La Russie fait une nouvelle crise. Cette fois, c’est la longue et douloureuse tentative de mener le Kosovo à une indépendance formelle qui pousse le Kremlin à mettre le doigt dans l’oeil de l’Occident. A l’inverse du chamboulement provoqué par un bouclier anti-missiles en Europe, ce conflit ne semble pas vouloir s’éteindre, et menace même d’aggraver les relations déjà tumultueuses entre la Russie et l’Occident.

La Russie n’a jamais manqué une occasion d’entraver les efforts des pays occidentaux pour faciliter l’indépendance du Kosovo. Après une année de négociations entre la Serbie et le Kosovo, le Kremlin du président Vladimir Poutine a rejeté le rapport du médiateur de l’Onu qui recommandait une indépendance surveillée, empêché le conseil de sécurité d’accepter ce rapport, et a insisté pour que les négociations entre la Serbie et le Kosovo soient prolongées de trois mois – même après que tout compromis était devenu impossible.

Il y a trois semaines, lors du conseil de sécurité de l’Onu, la Russie a insisté pour que tout accord obtienne l’approbation à la fois de la Serbie et du Kosovo, et sur la nécessité de nouvelles négociations. Elle sait pourtant que de telles négociations seront stériles, mais croit qu’un nouvel appel, apparemment innocent, à parlementer ébranlera l’unité de l’UE, ce qui semble constituer pour Poutine un objectif vital.

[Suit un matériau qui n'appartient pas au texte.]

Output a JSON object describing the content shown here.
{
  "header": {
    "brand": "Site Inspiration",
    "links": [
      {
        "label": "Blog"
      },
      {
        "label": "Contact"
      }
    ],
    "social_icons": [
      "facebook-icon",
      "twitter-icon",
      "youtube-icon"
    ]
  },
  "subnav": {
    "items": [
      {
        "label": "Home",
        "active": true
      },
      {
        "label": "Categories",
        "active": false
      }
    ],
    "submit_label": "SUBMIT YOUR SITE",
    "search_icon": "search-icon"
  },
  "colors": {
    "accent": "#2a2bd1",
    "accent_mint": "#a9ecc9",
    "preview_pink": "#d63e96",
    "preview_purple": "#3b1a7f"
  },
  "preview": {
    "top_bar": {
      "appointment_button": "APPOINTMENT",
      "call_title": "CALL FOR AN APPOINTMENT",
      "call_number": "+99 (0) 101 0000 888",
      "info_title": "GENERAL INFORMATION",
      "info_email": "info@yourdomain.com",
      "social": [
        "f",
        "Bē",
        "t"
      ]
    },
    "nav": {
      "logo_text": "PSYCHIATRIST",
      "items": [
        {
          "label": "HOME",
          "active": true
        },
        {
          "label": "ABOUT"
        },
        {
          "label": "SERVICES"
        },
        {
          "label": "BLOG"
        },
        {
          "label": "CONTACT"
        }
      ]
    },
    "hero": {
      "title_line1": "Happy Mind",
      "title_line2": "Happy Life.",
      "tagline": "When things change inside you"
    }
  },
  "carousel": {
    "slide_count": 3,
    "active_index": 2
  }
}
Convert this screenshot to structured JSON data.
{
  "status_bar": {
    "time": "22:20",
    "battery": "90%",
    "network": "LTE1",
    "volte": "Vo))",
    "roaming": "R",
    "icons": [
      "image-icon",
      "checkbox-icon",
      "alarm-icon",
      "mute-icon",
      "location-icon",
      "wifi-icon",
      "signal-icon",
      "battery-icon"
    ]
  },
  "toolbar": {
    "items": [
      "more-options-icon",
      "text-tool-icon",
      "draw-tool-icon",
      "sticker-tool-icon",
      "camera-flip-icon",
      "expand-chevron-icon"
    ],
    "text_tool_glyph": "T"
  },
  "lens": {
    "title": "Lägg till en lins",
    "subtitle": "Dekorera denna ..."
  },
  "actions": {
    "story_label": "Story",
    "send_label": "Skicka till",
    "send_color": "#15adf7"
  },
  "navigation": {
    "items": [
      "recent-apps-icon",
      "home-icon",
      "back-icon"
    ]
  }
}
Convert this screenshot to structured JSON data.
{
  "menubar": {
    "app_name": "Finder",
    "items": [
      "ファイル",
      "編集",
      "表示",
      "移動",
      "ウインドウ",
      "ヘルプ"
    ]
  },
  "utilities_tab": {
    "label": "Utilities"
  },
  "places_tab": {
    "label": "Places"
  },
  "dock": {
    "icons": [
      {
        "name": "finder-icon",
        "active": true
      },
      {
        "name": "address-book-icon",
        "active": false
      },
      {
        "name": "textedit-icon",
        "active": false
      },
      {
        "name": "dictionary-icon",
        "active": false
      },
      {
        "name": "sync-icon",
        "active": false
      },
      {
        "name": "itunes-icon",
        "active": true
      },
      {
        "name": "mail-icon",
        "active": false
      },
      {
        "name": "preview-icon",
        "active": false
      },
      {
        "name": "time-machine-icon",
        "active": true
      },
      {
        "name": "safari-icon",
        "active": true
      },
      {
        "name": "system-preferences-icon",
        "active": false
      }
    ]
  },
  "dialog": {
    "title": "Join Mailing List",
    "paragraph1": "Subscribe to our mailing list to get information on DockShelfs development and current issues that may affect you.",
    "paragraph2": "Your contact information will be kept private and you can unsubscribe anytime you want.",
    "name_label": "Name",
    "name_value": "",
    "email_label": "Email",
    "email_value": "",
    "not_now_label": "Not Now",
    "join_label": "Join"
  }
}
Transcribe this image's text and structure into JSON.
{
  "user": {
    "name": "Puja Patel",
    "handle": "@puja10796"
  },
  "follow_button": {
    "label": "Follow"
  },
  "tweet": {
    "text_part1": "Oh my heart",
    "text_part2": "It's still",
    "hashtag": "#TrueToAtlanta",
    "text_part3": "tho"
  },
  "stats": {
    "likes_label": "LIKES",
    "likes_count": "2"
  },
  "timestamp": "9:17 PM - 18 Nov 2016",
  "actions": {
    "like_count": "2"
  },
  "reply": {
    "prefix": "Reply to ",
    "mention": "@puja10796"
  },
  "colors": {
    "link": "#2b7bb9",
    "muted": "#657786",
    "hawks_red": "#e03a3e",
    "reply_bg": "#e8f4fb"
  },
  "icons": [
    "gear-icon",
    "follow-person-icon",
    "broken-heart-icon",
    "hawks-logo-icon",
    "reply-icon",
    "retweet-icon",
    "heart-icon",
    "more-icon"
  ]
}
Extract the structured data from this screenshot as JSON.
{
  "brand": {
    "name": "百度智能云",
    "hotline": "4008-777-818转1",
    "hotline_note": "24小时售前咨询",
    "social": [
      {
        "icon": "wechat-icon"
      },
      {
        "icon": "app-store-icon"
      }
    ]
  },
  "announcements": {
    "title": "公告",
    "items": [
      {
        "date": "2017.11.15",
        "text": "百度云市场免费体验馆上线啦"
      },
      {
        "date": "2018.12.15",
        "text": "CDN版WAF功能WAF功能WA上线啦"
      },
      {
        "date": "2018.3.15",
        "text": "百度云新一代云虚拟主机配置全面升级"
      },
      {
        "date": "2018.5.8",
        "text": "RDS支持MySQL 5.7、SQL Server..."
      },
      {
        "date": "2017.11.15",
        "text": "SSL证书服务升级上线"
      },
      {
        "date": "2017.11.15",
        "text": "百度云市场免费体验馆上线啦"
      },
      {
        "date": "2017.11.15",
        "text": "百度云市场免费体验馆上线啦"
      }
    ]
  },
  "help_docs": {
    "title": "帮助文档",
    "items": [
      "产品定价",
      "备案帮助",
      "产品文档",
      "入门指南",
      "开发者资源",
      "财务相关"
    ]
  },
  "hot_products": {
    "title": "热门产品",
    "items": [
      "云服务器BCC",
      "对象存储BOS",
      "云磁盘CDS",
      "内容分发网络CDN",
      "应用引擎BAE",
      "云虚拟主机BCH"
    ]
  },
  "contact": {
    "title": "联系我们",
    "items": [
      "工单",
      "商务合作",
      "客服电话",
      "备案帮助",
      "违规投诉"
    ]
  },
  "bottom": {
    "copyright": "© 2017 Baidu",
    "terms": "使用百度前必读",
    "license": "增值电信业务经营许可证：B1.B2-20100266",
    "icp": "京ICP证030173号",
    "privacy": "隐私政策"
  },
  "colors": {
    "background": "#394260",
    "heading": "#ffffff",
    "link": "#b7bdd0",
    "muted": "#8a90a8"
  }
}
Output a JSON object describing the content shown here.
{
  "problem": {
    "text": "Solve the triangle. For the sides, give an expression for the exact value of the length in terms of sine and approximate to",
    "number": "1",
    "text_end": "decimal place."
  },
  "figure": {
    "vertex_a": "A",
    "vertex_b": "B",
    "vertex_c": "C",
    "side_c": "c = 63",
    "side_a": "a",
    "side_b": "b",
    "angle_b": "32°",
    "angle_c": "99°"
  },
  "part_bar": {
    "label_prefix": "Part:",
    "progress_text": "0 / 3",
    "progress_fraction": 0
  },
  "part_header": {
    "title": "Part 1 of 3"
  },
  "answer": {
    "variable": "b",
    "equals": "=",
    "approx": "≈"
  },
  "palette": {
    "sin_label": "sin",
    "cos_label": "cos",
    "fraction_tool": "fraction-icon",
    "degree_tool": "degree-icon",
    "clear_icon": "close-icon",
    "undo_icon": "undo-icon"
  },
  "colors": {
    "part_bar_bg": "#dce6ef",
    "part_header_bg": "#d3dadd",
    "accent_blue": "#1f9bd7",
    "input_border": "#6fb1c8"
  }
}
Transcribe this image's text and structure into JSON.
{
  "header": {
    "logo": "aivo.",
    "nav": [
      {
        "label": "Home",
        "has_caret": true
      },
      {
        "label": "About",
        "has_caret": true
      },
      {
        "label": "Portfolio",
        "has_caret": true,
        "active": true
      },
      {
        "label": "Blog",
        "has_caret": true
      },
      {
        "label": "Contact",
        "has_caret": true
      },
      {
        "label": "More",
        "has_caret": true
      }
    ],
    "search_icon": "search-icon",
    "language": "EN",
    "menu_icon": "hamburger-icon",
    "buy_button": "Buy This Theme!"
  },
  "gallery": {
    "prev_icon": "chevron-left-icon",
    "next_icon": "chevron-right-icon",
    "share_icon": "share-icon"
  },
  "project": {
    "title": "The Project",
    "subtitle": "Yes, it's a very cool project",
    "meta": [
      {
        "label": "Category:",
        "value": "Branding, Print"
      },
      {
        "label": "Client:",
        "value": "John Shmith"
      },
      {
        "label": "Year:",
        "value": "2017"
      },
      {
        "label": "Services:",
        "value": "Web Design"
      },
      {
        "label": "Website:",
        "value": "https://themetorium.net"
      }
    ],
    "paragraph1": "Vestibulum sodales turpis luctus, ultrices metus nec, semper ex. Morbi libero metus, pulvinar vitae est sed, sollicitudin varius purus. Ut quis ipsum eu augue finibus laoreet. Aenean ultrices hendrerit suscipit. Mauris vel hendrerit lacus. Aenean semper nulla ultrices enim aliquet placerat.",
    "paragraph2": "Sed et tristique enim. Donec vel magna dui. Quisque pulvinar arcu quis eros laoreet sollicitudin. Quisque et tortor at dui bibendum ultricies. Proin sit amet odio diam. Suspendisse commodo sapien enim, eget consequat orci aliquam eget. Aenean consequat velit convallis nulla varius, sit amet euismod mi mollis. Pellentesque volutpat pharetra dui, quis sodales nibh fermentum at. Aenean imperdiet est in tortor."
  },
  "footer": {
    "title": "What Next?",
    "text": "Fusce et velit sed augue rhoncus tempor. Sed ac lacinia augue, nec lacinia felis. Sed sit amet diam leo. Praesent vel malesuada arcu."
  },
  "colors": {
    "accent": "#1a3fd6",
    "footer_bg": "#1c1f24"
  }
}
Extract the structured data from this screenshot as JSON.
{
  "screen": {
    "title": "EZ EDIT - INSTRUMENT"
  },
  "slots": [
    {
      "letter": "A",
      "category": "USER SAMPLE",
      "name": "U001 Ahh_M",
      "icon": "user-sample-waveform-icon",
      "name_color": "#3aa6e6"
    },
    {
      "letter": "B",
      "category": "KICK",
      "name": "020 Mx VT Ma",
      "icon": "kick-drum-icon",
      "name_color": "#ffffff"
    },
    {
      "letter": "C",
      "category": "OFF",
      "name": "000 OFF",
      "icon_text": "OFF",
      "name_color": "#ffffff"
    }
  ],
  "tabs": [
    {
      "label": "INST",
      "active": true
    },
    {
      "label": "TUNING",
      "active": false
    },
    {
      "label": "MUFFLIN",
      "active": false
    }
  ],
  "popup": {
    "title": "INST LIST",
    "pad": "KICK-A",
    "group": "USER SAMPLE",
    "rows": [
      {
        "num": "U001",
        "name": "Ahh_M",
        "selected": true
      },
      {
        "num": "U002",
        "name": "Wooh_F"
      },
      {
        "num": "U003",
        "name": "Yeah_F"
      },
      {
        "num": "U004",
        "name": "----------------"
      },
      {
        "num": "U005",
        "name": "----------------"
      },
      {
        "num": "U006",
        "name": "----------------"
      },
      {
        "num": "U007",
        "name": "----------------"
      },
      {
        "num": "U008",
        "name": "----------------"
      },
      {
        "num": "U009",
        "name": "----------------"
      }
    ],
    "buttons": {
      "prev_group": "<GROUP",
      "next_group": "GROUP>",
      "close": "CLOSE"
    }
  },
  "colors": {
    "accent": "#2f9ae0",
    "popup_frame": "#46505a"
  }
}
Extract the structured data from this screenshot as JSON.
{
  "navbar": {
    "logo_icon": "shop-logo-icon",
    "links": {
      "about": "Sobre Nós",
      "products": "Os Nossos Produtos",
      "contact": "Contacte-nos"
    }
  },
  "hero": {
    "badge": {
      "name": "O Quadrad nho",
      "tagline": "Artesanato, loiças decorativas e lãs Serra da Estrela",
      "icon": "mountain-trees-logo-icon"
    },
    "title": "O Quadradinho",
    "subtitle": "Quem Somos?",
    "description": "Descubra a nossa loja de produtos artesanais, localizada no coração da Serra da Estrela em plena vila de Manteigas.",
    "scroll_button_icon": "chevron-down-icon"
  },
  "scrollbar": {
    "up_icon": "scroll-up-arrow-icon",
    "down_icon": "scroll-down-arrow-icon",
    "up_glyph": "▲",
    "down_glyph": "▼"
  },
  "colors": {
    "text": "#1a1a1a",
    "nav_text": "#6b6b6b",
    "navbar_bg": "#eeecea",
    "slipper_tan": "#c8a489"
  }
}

Un nouveau retard est aussi susceptible de provoquer des violences au Kosovo et de saper le soutien international à la cause de l’indépendance.

La haine qu’éprouve Poutine à l’égard des relations de “soumission” de l’époque d’Eltsine alimente son opposition. Mais c’est le retard de l’Occident à résoudre le problème du statut du Kosovo qui a permis à cette opposition de gagner du terrain. En effet, l’Occident n’a pas cessé de mal interpréter les intentions de la Russie au sujet du Kosovo. Beaucoup proclamaient que le Kremlin avait beau repousser l’inévitable, au final il n’empêcherait pas l’indépendance. Aujourd’hui, à la onzième heure, la Russie s’accroche à sa position obstructionniste, et ses élections présidentielles de mars ne feront sans doute que consolider toute position anti-européenne.